Enhancement of Sialyllacto-N-tetraose a Biosynthesis in Escherichia coli BL21(DE3) by Combinatorial Metabolic Engineering Strategies

Sialyllacto-N-tetraose a (LST-a, Neu5Acα2,3Galβ1,3GlcNAcβ1,3Galβ1,4Glc) is a typical sialylated human milk oligosaccharide (HMO). Metabolic engineering synthesis of LTS-a should require the introduction of three key glycosyltransferases for the sequential glycosylation extension of lactose, including β1,3-N-acetylglucosaminyltransferase (β1,3-GlcNAcT), β1,3-galactosyltransferase (β1,3-GalT), and α2,3-sialyltransferase (α2,3-SiaT).
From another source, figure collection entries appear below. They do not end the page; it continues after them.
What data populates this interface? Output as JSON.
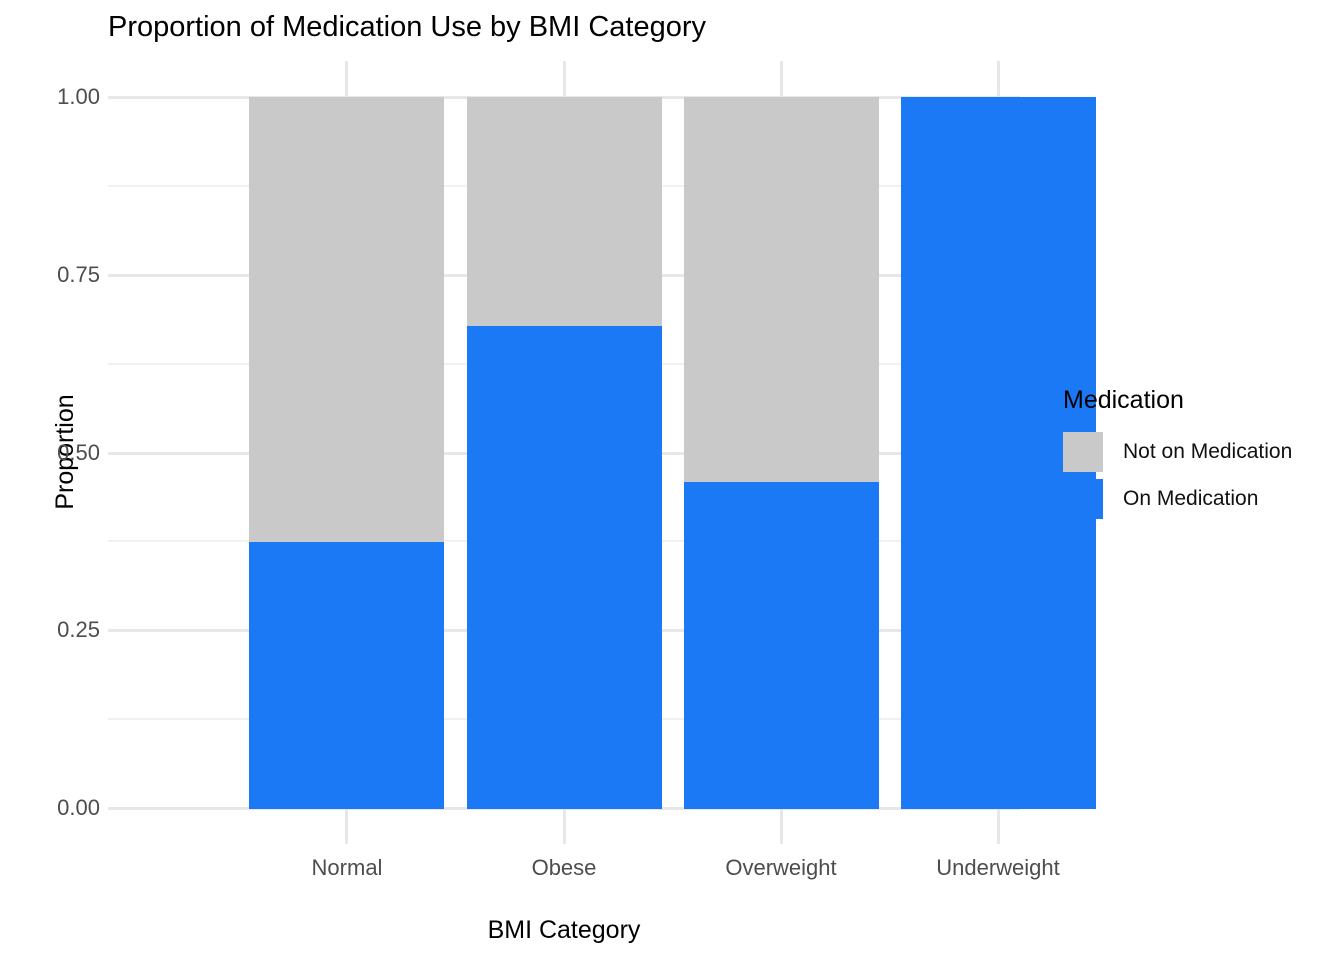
{
  "chart_data": {
    "type": "bar",
    "stacked": true,
    "normalized": true,
    "title": "Proportion of Medication Use by BMI Category",
    "xlabel": "BMI Category",
    "ylabel": "Proportion",
    "categories": [
      "Normal",
      "Obese",
      "Overweight",
      "Underweight"
    ],
    "series": [
      {
        "name": "On Medication",
        "color": "#1c79f5",
        "values": [
          0.375,
          0.68,
          0.46,
          1.0
        ]
      },
      {
        "name": "Not on Medication",
        "color": "#c9c9c9",
        "values": [
          0.625,
          0.32,
          0.54,
          0.0
        ]
      }
    ],
    "ylim": [
      0,
      1
    ],
    "yticks": [
      {
        "label": "0.00",
        "value": 0.0
      },
      {
        "label": "0.25",
        "value": 0.25
      },
      {
        "label": "0.50",
        "value": 0.5
      },
      {
        "label": "0.75",
        "value": 0.75
      },
      {
        "label": "1.00",
        "value": 1.0
      }
    ],
    "yticks_minor": [
      0.125,
      0.375,
      0.625,
      0.875
    ],
    "grid": true,
    "legend": {
      "title": "Medication",
      "position": "right",
      "items": [
        {
          "label": "Not on Medication",
          "color": "#c9c9c9"
        },
        {
          "label": "On Medication",
          "color": "#1c79f5"
        }
      ]
    },
    "colors": {
      "on_medication": "#1c79f5",
      "not_on_medication": "#c9c9c9",
      "grid_major": "#e7e7e7",
      "grid_minor": "#f1f1f1",
      "tick_label": "#4d4d4d",
      "text": "#000000",
      "background": "#ffffff"
    }
  }
}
In this study, Escherichia coli BL21(DE3) was engineered to produce LST-a using multilevel metabolic engineering strategies efficiently. β1,3-GlcNAcT and β1,3-GalT genes were integrated into the chromosome with multiple copies to produce LNT free of plasmids efficiently. Cytidine 5'-monophospho-N-acetylneuraminic acid and uridine 5'-diphospho-N-acetylglucosamine pathway genes were introduced via plasmids to improve the glycosyl donor supply. Ribosome Binding Site engineering and cytidine triphosphate regeneration were used to enhance LST-a production. Finally, the maximum titer of LST-a reached 2.238 and 8.178 g/L by shake-flask and fed-batch cultivation, respectively.